This thesis describes a second-generation walkthrough framework that provides extensive facilities for integrating many types of third-party simulation codes into a large-scale virtual environment model, and puts it in perspective with first-generation systems built during the last two decades. The framework provides an advanced model database that supports multiple simultaneous users with full consistency semantics, system independent storage and retrieval, and efficient prefetching and object reconstruction techniques to support second and third-generation walkthrough systems.

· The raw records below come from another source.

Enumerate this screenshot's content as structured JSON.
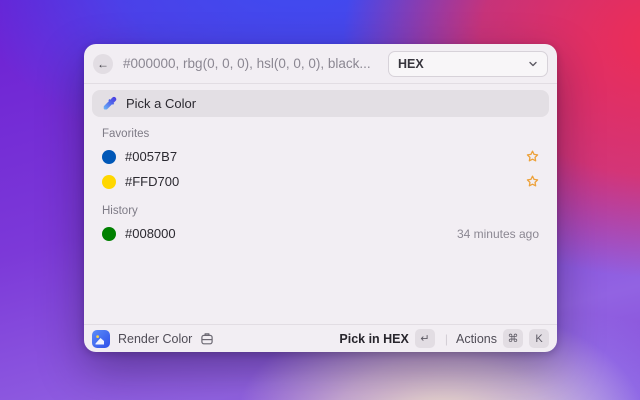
{
  "search": {
    "back_glyph": "←",
    "value": "#000000, rbg(0, 0, 0), hsl(0, 0, 0), black...",
    "dropdown_value": "HEX"
  },
  "command": {
    "label": "Pick a Color"
  },
  "favorites": {
    "title": "Favorites",
    "items": [
      {
        "label": "#0057B7",
        "color": "#0057B7"
      },
      {
        "label": "#FFD700",
        "color": "#FFD700"
      }
    ]
  },
  "history": {
    "title": "History",
    "items": [
      {
        "label": "#008000",
        "color": "#008000",
        "time": "34 minutes ago"
      }
    ]
  },
  "footer": {
    "app_name": "Render Color",
    "primary_action": "Pick in HEX",
    "primary_key": "↵",
    "divider": "|",
    "actions_label": "Actions",
    "key_cmd": "⌘",
    "key_k": "K"
  },
  "colors": {
    "star_orange": "#EDA23B",
    "selected_row_bg": "#E3DFE4",
    "window_bg": "#F2EEF3"
  }
}
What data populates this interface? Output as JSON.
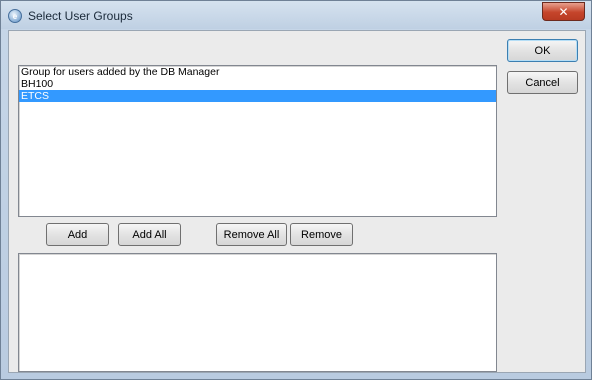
{
  "window": {
    "title": "Select User Groups",
    "close_glyph": "✕"
  },
  "buttons": {
    "ok": "OK",
    "cancel": "Cancel",
    "add": "Add",
    "add_all": "Add All",
    "remove_all": "Remove All",
    "remove": "Remove"
  },
  "available_groups": [
    {
      "label": "Group for users added by the DB Manager",
      "selected": false
    },
    {
      "label": "BH100",
      "selected": false
    },
    {
      "label": "ETCS",
      "selected": true
    }
  ],
  "selected_groups": [],
  "colors": {
    "selection": "#3399ff",
    "close_button": "#c5452b"
  }
}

Furthermore, our framework integrates support for scalable, distributed, interactive models with plug-in physical simulation to provide a large and rich environment suitable for architectural evaluation and training applications.

A number of third-party simulations have been integrated into the framework, including dynamic physical interactions, fire simulation, multiple distributed users, radiosity, and online tapestry generation. All of these simulators interact with each other and with the user via a data distribution network that provides efficient, optimized use of bandwidth to transport simulation results to clients as they need them for visualization. These diverse simulators provide proof of concept for the generality of the framework, and show how quickly third-party simulations can be integrated into our system. The result is a highly interactive distributed architectural model with applications in research, training, and real-time data visualization.

Finally, an outlook is given to a possible third generation of virtual environment architectures that are capable of integrating different heterogeneous walkthrough models.